Example two. Last Saturday, my husband and I decided to bus downtown to see an outdoor concert. We occasionally try this model--weekend bus to the beach or downtown. We left at 6 o'clock in the evening and it took us a full hour door-to-door, no transfers, to travel 5 miles. 50% of that time was spent waiting for the ballyhooed Rapid bus. Extended waits like this, though not the norm during evening and weekends, are not uncommon either. We intended to arrive early to get a seat, but we barely made it on time and stood in the back.

No one who walks away from their first mass transit experience feeling like I did would be likely to look kindly on the system. Yet "test the water" riders are important to system growth. And if peak is packed and off-peak is an entry point for new users, where should we be looking to increase ridership? Off peak.

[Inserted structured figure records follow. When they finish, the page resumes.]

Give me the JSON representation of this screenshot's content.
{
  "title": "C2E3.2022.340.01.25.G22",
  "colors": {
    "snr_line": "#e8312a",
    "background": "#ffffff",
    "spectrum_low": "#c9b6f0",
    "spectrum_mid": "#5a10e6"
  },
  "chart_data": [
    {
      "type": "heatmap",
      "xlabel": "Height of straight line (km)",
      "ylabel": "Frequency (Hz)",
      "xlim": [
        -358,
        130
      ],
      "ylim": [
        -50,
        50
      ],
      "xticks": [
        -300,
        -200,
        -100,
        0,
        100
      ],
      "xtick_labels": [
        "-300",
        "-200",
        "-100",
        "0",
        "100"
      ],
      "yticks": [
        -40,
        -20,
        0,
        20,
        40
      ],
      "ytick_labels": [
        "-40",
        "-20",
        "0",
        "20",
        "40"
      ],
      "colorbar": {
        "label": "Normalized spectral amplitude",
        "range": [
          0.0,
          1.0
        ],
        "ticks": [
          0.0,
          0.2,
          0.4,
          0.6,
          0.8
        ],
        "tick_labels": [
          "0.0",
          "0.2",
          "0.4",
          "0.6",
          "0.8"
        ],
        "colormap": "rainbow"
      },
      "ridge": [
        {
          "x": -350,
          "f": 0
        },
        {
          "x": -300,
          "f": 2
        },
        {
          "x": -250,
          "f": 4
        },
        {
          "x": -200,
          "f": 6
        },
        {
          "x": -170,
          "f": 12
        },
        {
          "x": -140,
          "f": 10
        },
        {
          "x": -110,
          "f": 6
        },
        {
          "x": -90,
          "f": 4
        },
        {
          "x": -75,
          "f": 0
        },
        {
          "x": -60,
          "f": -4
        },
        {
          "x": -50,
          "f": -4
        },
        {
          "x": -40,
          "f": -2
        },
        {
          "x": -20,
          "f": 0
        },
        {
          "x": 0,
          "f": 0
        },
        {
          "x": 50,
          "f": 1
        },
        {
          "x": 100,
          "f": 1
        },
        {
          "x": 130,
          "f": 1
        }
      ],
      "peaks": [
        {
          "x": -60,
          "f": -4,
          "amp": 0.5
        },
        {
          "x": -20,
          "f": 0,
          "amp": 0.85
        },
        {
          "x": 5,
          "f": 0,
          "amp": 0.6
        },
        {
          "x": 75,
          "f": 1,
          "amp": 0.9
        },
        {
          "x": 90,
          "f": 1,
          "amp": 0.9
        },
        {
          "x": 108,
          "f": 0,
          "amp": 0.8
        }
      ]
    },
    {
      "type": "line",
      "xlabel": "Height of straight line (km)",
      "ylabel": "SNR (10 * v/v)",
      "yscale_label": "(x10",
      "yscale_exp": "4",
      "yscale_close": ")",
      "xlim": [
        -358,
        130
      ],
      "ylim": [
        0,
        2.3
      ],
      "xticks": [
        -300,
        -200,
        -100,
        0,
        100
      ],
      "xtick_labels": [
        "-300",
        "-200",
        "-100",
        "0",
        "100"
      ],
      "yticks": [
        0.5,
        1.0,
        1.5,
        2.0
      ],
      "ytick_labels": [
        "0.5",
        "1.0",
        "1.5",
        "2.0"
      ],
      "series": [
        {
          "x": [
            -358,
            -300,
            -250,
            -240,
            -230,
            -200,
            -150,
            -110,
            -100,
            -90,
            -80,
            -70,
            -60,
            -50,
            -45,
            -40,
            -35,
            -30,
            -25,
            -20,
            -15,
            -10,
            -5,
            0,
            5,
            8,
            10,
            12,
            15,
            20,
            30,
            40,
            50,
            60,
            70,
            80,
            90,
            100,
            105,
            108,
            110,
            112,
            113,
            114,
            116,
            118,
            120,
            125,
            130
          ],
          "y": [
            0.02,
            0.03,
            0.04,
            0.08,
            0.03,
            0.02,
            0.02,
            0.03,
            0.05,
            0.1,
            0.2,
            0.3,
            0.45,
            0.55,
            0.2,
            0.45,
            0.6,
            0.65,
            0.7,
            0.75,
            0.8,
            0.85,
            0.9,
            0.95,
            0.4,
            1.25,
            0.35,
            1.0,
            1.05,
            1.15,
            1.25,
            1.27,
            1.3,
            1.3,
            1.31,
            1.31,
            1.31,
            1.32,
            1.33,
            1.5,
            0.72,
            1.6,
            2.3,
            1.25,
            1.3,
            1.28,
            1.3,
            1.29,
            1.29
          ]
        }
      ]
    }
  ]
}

The final question: How are you investing in your system to encourage these new riders? New vehicles, improved stations, extended lines are all fine ways of spending money and gaining rider loyalty. But it will take more than that to get people to dive in. We have to make it as painless as possible. Pain is having to idle about at a stop without benches in the heat of day or cold of night waiting for a bus. Pain is having to block out a huge hunk of time to travel a short distance.

For a blog posting this is getting long, so let me cut to the chase:
With mass commuting there is the carrot and the stick. The stick is impossible car traffic drives people into the system. The carrot is making the system wonderfully easy. I propose that we act on the latter. Invest in the system, fully. Let us capture those maybe riders and move the line a bit.

  1. Increase (i.e. broaden) peak services periods.
  2. Increase frequency during off peak periods.
Yes, it means letting vehicles run with fewer passengers more often, and yes it means paying more driver-hours, and yes it means more maintenance. But the potential returns are huge. We are all familiar with the dreamy ridership of systems like Tokyo, Paris, San Francisco, and others. Think of your metro system on that list. Think of the cars off the road, the miles of pavement never to be made, and the socio-economic future of your city.